With a similar debate over almost every instruction, it was no surprise that it was over three hours later before they had completely assembled the table and one bookcase.
Not wanting to subject themselves immediately to the building of the second bookcase, even though they knew how to do it now, they decided to start unpacking and sorting their DVD collections.
They should have guessed really that this would lead to more good-natured bickering - most importantly on the subject of whether their now extensive joint collection of movies starring either Johnny Depp or Tom Cruise should be segregated into a special section of their own or if they should be alphabetised with the rest.
By the time the DVDs were sorted to their satisfaction, it was early evening and, over a meal of takeaway (as they had unpacked kitchen utensils but had yet to stock the fridge), eaten at the counter on the stools the previous occupant had thankfully been happy to sell on, they simultaneously realised that they hadn’t even started on the bedroom furniture yet.
Comfortably full, they headed into the other room, armed with a screwdriver and the Allen key.
Ianto took a long look at the large box of parts on the floor next to the mattress and made a decision.

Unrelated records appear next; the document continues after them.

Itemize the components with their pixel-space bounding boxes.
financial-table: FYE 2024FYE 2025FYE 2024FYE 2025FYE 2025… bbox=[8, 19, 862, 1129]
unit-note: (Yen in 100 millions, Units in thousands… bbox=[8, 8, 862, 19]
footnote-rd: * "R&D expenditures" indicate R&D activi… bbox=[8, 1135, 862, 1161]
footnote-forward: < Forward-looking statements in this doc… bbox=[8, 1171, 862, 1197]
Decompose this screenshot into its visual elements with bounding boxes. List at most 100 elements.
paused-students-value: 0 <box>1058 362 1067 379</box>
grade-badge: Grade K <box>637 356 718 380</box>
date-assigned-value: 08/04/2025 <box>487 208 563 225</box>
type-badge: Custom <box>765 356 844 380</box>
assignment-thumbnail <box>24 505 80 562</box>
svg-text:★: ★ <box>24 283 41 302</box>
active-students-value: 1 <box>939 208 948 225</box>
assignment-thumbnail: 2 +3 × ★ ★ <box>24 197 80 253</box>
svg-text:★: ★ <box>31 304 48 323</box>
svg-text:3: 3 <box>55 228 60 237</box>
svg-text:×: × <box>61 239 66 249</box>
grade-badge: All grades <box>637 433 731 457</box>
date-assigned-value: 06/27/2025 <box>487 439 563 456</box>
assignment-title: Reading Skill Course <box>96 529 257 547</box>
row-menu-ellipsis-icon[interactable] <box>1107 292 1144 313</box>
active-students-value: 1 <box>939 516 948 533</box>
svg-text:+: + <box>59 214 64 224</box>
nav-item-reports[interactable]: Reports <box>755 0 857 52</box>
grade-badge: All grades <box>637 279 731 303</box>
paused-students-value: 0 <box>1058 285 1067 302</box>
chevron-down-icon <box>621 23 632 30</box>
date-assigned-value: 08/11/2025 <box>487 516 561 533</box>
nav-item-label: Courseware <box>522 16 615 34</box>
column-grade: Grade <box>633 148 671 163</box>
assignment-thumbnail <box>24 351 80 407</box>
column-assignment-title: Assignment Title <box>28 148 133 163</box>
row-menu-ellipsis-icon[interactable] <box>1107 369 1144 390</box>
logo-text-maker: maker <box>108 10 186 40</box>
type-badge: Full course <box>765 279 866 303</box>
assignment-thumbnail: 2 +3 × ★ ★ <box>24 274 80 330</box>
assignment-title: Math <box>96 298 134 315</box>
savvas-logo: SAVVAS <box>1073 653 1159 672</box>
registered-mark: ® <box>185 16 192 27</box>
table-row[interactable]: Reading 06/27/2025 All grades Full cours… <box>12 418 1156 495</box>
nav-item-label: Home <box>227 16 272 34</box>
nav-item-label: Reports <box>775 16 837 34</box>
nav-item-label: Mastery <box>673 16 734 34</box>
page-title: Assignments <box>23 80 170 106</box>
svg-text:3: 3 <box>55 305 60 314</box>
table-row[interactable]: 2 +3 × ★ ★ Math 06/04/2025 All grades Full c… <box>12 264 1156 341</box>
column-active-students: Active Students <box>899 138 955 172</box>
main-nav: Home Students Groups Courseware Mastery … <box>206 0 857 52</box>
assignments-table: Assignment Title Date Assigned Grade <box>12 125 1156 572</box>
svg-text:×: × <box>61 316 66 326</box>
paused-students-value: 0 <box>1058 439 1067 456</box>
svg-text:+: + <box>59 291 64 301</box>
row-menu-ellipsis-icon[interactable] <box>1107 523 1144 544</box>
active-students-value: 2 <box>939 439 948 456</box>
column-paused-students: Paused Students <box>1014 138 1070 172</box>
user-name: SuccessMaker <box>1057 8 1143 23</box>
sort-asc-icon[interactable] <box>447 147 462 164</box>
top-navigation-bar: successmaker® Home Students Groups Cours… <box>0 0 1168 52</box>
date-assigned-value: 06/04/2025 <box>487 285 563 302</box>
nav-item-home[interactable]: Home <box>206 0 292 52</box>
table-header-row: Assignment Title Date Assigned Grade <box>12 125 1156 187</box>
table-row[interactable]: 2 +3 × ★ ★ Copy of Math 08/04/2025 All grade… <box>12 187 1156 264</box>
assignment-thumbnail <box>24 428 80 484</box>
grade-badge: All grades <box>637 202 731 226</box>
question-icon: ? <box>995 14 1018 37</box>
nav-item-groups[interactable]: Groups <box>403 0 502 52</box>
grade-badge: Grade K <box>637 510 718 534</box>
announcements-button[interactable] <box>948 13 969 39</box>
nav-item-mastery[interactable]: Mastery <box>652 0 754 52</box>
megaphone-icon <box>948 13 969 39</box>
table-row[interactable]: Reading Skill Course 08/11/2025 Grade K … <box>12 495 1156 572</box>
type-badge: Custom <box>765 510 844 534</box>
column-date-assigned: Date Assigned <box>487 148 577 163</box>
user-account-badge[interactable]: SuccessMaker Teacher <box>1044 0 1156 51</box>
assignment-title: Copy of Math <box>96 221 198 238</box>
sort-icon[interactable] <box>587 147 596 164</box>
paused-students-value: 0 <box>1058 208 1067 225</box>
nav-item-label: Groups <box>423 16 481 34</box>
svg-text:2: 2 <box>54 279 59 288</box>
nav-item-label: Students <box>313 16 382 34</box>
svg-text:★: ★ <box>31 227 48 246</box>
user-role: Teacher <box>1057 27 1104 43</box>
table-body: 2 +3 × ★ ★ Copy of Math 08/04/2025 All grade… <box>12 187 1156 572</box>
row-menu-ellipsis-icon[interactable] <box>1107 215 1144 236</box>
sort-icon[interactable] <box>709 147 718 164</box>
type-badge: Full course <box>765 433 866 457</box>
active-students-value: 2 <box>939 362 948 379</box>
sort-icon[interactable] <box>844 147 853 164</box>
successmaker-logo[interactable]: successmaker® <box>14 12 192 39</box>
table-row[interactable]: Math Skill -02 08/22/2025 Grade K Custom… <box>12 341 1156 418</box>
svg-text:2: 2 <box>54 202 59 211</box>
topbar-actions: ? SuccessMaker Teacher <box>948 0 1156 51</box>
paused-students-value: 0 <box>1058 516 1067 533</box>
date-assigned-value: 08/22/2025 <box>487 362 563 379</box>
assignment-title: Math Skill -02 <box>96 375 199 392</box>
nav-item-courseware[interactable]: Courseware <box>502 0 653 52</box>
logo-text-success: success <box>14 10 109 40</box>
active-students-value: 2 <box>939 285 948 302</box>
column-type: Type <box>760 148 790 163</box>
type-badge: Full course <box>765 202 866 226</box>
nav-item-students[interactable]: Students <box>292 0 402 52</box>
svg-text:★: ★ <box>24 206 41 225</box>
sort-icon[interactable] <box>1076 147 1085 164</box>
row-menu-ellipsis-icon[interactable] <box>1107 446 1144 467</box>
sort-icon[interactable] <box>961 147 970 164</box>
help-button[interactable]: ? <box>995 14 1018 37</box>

He tossed the tools onto the floor beside the door and turned to face his new live-in girlfriend.
Wrapping his arms around her, he caught her mouth in a passionate kiss and swivelled them around, backing towards the bare mattress.
“I still can’t believe it took us four days to finally get around to putting that bed together,” Lisa smiled. Ianto noted with pleasure that some of the tension had left her voice.
“Well, as we discovered that night, the mattress was quite comfortable enough for us on its own.”
“Oh yeah…” Lisa sighed happily, but Ianto detected a hint of melancholy beginning to seep back in.
“We’re going to have another day like that, Lisa. We just need to keep fighting for it.”